The COVID-19 pandemic has the bioprocessing sector battling to keep staff safe while maintaining the supply of systems vital for vaccine development. Authorities worldwide are scrambling to slow the spread of the infection. For example, the United States and European Union have both taken measures to restrict travel and are advising people to limit contact with others. Efforts to develop a SAR-CoV-2 vaccine have also accelerated, which is impacting the bioprocessing technology and services industry.
Sartorius spokesman Timo Lindemann told GEN, “We are supporting customers in several countries to develop a vaccine against coronavirus and will extend this support later to help them produce this vaccine.” However, COVID-19 has made it harder to manufacture and supply bioprocessing systems to customers according, to Lindemann, who said forecasting what will happen next to develop a production plan is also a challenge.
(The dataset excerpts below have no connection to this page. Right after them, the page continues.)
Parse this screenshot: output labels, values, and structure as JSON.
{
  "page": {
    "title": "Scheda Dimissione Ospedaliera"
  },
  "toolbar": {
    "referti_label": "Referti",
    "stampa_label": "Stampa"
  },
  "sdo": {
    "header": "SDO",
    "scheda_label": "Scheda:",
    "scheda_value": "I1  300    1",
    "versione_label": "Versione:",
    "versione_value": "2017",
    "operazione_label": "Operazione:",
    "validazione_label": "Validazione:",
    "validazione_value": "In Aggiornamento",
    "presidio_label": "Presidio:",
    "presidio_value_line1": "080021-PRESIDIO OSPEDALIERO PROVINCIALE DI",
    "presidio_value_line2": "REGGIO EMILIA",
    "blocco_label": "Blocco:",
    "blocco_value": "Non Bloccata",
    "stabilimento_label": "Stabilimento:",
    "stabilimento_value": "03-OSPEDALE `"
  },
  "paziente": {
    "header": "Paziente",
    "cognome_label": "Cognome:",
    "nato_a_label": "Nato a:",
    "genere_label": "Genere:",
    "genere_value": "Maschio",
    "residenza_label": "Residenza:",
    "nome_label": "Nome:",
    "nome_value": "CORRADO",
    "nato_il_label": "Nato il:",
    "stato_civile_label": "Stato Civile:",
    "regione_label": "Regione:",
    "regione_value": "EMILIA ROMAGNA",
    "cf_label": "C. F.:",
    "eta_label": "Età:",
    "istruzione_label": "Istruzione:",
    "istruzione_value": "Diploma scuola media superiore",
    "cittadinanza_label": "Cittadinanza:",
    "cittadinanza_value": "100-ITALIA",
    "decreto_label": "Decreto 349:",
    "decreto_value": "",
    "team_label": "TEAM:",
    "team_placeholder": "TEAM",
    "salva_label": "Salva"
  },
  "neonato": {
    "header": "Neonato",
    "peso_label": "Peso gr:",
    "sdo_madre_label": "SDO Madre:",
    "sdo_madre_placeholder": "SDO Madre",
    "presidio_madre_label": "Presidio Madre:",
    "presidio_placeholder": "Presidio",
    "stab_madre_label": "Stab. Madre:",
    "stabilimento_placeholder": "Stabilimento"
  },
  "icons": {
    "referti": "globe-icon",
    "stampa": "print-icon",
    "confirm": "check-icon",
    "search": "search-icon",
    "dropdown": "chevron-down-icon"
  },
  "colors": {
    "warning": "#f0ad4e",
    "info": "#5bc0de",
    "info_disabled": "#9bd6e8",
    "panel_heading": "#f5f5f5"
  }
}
“So far, the impact of coronavirus crisis on supply chains, production, and shipments to customers has still been manageable, but the high dynamics of this situation are very challenging, of course, so short- and medium-term predictability is extremely limited,” he explained. “Generally, the impact of the coronavirus crisis will also depend on how long it lasts, which is currently impossible to estimate.”
At present, Sartorius says it has largely suspended business trips and is using video conferencing to support customers. The company added, “Many employees have been working from home since the beginning of this week.”
GE Healthcare has taken similar steps. According to a spokeswoman, the firm has implemented measures to help protect employees as the company continues to deliver critical medical equipment and servicing to our customers and partners. “GE’s number one priority is the health and safety of our employees. We are working closely with local governments, the World Health Organization (WHO), and the Centers for Disease Control (CDC) to actively monitor the outbreak and take all necessary precautions,” she added.
Thermo Fisher Scientific—the parent organization of Patheon and Fisher Clinical Services—is also keeping a close eye on the pandemic. In a statement this week the firm said that, although its sites are open, it has moved to restrict employee movement.
“Thermo Fisher has made the decision to ban travel via air, rail, or sea for all of our employees globally. As a result, we are asking our team to conduct upcoming meetings with our customers virtually, where possible.” The firm also said, “When it comes to visiting our sites, the decision has been made to prohibit all non-essential and non-critical visitors through April 15, 2020, and instead conduct meetings virtually where possible.”